While preventing fires is always the number one priority, it is not always possible. Residents need to provide the best protection for their homes and families in the event of a fire. First and foremost, develop an escape plan that you practice regularly and equip your home with life-saving technologies like smoke alarms and sprinklers.
The following tips will help keep families safe if there is a fire in the home:
• Install smoke alarms inside each bedroom, outside each sleeping area and on every level of the home (including the basement).
• Interconnect all smoke alarms in the home so when one sounds, they all sound.

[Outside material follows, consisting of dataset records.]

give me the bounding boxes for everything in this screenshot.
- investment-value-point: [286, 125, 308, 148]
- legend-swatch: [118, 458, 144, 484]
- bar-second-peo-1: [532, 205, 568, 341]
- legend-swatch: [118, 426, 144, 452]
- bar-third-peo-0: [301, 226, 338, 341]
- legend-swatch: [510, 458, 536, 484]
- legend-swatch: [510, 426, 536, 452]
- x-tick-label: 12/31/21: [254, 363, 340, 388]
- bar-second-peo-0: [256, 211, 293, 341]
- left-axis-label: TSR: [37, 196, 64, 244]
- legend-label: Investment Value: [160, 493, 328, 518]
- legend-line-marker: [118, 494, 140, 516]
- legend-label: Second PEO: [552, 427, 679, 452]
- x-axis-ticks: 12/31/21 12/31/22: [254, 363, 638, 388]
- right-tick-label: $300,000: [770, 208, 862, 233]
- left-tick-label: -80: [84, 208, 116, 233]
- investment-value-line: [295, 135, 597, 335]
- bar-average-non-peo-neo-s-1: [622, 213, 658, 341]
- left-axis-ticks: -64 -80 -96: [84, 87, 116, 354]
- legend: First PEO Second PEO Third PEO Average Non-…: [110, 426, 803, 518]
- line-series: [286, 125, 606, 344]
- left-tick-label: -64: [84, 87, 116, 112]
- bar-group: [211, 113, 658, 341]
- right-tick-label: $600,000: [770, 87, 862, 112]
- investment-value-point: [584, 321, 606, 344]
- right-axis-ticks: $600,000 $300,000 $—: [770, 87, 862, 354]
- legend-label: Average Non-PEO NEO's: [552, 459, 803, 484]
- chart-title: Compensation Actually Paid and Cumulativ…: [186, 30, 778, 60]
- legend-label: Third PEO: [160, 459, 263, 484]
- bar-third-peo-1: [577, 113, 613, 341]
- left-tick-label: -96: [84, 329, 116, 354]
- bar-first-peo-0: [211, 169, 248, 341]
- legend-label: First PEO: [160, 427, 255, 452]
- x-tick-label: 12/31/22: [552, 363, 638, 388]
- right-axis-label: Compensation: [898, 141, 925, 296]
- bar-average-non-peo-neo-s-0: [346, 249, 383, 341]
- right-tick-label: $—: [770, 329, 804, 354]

• Test smoke alarms at least monthly and replace all smoke alarms when they are 10 years old, or sooner if they do not respond when tested.
• Make sure everyone in your home knows how to respond if the smoke alarm sounds.
• Involve everyone in your household escape plan. Walk through your home and inspect all possible ways out. If you have children, consider drawing a floor plan of your home, marking two ways out of each room, including windows and doors, for the children to see.
• If you are building or remodeling your home, consider installing home fire sprinklers.